Günümüzün pandemi koşullarında “evde hayat var” sloganının kimi abat kimi zelil ettiği ortaya saçılan aşırı sömürüde, hatta şiddette net olarak yansımaktadır. Olağan dönemlerde profesyonel iş ile ev işi arasında parçalanan kadın, pandemi koşulunda evde aşırı profesyonel yük ve ev işi ile eskisinden daha da ağır yük altına girmiş bulunmaktadır. Bu arada az sayıda sosyolojik çalışmalar da evde vakit geçiren erkeklerin de can sıkıntısını, şiddet de dâhil olarak, başka yollardan eşi üzerinden çıkarmaya çalışmaya yönelmekte olduğunu göstermektedir. Bu acı tabloları ileri dönemlerde yapılacak olan günümüz deneyimlerine ait sosyal çalışmalardan daha da detaylı öğreniyor olacağız.

Her daim kadına yönelik şiddetin ana nüvesinin anne olarak erkek çocuklarını terbiye sistemi ile bizzat kadınlardan kaynaklandığı ileri sürülmektedir. Bu konu beni aştığı halde, genel analiz yöntemi ile meseleye şöyle bir yaklaşım yapılmasının hatalı olmayacağımı düşünüyorum. Hiçbir olay sonuç olgusu ile değil, süreçle değerlendirilmesi gerektiği kanatlıyla, kadınların gerek kayınvalide olduğu dönemlerindeki gerek erkek çocukları eğitimdeki rolleriyle, son tahlilde kadınlar üzerindeki eril dokunun farklı dönemlerdeki yansımalarından başka bir şey değildir. Açık ve örtülü şekilde eril baskı altına alınan kadınlar kendilerini en güçlü hissettikleri durumda görece güç gösterisine yönelirler, destek alabilecekleri koşulda da maharetlerini sergilerler.
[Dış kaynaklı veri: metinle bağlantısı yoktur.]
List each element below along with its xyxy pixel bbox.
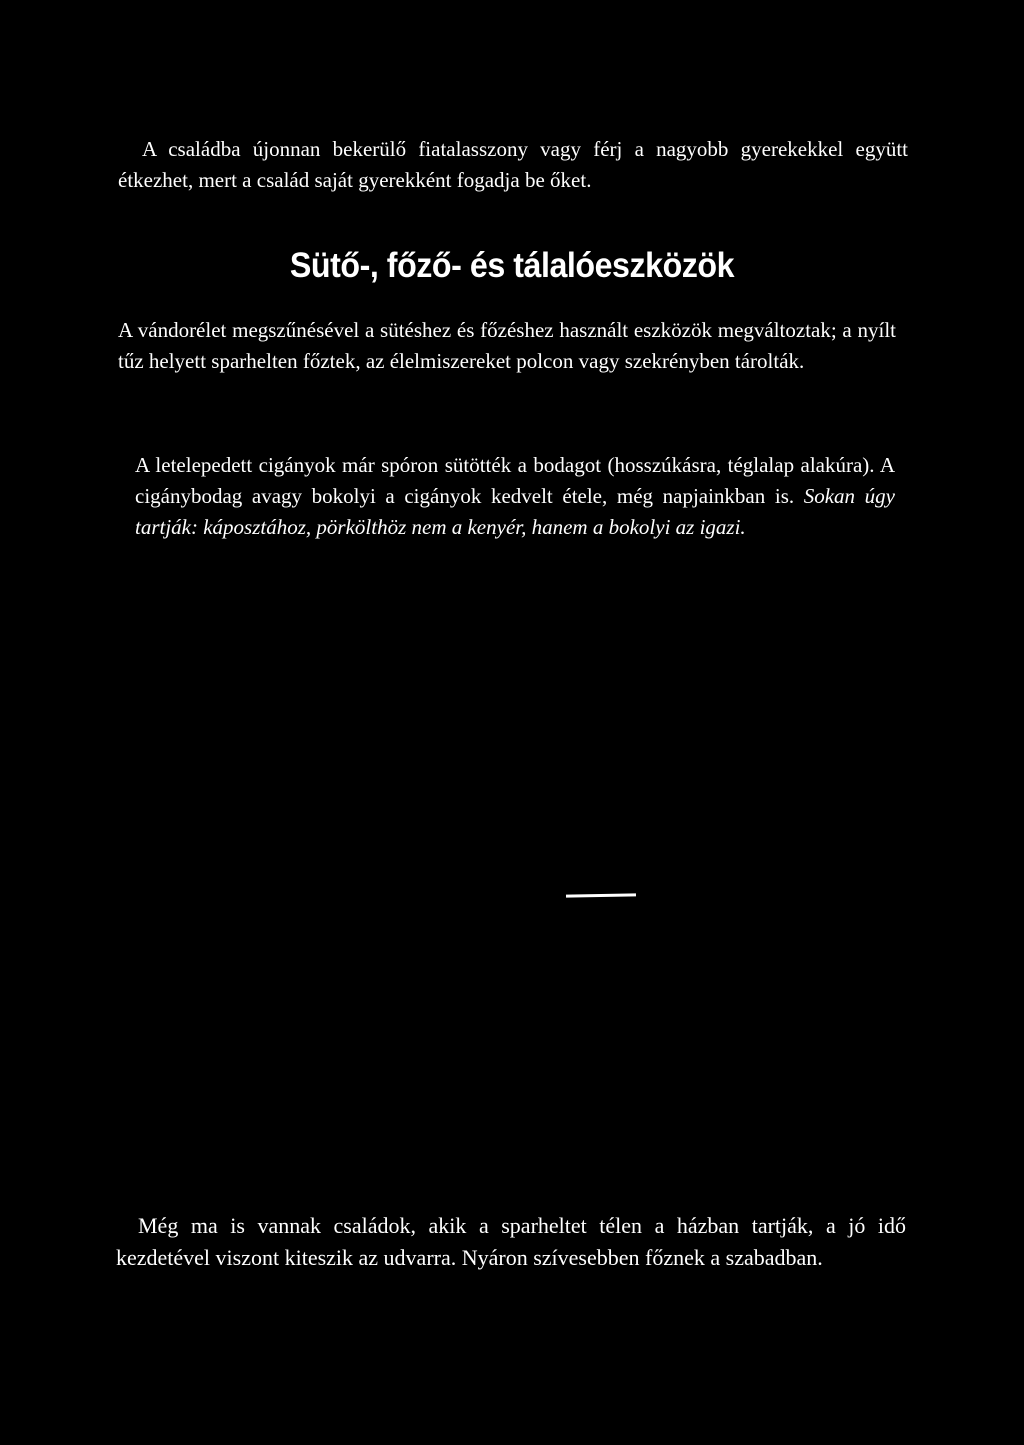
paragraph-2-italic-text: Sokan úgy tartják: káposztához, pörkölthöz nem a kenyér, hanem a bokolyi az igazi. <box>135 484 895 539</box>
intro-paragraph: A családba újonnan bekerülő fiatalasszony vagy férj a nagyobb gyerekekkel együtt étkezhet, mert a család saját gyerekként fogadja be őket. <box>118 137 908 192</box>
caption-paragraph: Még ma is vannak családok, akik a sparheltet télen a házban tartják, a jó idő kezdetével viszont kiteszik az udvarra. Nyáron szívesebben főznek a szabadban. <box>116 1213 906 1270</box>
paragraph-2-regular-text: A letelepedett cigányok már spóron sütötték a bodagot (hosszúkásra, téglalap alakúra). A cigánybodag avagy bokolyi a cigányok kedvelt étele, még napjainkban is. <box>135 453 895 508</box>
section-heading: Sütő-, főző- és tálalóeszközök <box>289 246 735 285</box>
section-paragraph-2 <box>135 450 895 543</box>
section-paragraph-1: A vándorélet megszűnésével a sütéshez és főzéshez használt eszközök megváltoztak; a nyílt tűz helyett sparhelten főztek, az élelmiszereket polcon vagy szekrényben tárolták. <box>118 318 896 373</box>
divider-mark <box>566 893 636 897</box>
Görülüyor ki, böylesi eril doku baskısı sonucu olan istisnai durumlarda da kadınların suçlanması, özellikle de bu suçun bizzat kadınlar tarafından yapılması affedilir bir gaf değildir, tam bir cehalet manzarasıdır.
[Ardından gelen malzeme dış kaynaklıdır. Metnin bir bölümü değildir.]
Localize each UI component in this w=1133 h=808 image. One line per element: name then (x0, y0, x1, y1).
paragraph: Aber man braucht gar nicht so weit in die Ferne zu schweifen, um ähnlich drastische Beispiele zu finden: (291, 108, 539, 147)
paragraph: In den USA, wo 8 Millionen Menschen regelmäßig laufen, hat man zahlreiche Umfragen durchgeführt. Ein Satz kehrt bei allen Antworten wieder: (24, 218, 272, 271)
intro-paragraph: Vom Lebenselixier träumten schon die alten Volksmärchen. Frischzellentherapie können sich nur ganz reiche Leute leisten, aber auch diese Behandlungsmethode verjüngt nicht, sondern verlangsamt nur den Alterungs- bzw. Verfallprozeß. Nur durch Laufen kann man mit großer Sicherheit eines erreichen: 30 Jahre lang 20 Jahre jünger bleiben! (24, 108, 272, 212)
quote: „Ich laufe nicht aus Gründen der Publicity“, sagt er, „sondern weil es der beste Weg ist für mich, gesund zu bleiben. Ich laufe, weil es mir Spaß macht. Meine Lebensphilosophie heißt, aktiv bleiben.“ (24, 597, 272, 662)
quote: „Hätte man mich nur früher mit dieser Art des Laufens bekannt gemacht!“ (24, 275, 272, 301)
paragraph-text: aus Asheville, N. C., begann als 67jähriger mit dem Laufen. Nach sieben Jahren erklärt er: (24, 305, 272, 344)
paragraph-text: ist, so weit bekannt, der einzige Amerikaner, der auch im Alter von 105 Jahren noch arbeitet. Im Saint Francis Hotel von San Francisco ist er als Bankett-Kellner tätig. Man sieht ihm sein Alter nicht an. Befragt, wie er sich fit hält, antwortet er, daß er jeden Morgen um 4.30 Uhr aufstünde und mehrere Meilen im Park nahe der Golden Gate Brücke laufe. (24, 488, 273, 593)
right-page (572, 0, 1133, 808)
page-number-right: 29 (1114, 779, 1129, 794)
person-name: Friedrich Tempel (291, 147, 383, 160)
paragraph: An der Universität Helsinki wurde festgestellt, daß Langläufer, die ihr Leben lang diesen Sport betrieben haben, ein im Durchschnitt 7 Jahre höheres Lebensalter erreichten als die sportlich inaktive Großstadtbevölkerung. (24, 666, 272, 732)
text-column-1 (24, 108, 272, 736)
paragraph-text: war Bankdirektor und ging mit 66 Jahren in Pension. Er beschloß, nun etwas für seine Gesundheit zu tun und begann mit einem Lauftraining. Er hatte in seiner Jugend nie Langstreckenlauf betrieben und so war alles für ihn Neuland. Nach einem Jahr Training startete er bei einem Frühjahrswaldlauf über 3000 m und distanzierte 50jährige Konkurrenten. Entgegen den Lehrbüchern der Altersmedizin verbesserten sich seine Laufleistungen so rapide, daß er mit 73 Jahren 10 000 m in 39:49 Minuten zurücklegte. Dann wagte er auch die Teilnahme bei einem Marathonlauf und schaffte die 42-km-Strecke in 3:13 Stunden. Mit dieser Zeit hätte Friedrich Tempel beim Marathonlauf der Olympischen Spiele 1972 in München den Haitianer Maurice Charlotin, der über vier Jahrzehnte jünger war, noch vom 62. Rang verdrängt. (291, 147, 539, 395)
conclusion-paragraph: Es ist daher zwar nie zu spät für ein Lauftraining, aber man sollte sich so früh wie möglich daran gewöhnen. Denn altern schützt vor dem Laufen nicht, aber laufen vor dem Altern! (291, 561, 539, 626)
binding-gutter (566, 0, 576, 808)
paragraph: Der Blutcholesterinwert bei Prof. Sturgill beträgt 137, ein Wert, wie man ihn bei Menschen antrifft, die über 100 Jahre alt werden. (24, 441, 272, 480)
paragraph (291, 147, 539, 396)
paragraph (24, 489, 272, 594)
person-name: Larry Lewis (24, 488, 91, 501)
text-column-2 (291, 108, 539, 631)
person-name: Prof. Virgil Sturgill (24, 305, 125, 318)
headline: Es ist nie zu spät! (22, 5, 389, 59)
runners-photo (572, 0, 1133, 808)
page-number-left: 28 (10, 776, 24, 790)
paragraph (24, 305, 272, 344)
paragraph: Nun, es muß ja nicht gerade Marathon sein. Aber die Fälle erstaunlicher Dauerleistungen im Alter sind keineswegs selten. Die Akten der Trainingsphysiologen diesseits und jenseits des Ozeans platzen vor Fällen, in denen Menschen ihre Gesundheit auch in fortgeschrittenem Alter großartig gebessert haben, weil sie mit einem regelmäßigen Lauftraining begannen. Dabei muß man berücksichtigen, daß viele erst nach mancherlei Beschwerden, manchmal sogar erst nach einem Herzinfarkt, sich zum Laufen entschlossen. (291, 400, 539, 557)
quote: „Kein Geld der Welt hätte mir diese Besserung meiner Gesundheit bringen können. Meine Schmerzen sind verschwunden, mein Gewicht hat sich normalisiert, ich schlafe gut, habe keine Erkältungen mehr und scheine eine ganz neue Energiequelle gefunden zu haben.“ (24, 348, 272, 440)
Muhafazakâr kesimin kadınların anamız ya da bacımız olduğu şeklindeki ifadelerinin, daha da ileri giderek cennetin annelerin ayakları altında olduğu gibi yaklaşımlarının tarihsel kökeninden uzaklaştırılarak günümüze taşınması cehalet ya da sahteciliğin dik alasıdır. Bu ifadelerin bazıları gerçek olanın anlatımdır, yani totolojidir, bazıları ise abartılı şekilde, eril dokunun en derin hissedilişin korkunç baskılanmasıdır. Bilinenin tekrarı bir şey anlatmadığı halde, böylesi basit gerçekliğin çözümlenmesi ve yorumlanması gereken ikinci söylemle birlikte kullanılması cehaletin fark edemediği psikolojisinin suçu gizleme patolojisinden kaynaklanmaktadır. Medeni insanın böylesi yapmacık ve perdeleyici ifadelere girmesine hiç gerek kalmadan, durumu kabul edip, eşitliği tüm insancıl yönleriyle kabul edip, iş, arkadaşlık ya da eş ev aşk ilişkilerinde tüm taraflar karşıya olduğu kadar, kendisine de saygıyla hareket etmek ve tüm davranışını böyle ayarlamak durumunda olmalıdır.

Saygı, salt karşıya karşı duyulan bir his, algı ve onların tetiklediği bir davranış kodu değildir. İş, eş, aşk ve arkadaşlık alanlarının her alanında ve her kademesinde karşıya verilebilecek en güçlü ve samimi ifade sadece ve sadece bireyin kendisine beslediği saygı ile olanaklıdır. Özsaygı olmadan karşıya gösterilen saygı bir süre sonra yaldızları dökülecek göstermelik ve sahte olmanın ötesine geçemez. Kendisine saygı duymayan kişinin ne iş ilişkisinde, ne aile ilişkisinde ne de arkadaşlık ve aşk ilişkinde samimiyetine ve güvenilirliğine itibar edilir.

Emekçi Kadınlar Gününde de erkeklerin önce kendilerine saygı duymaları ve eril canavarlığı gözden geçirmeleri gerekir.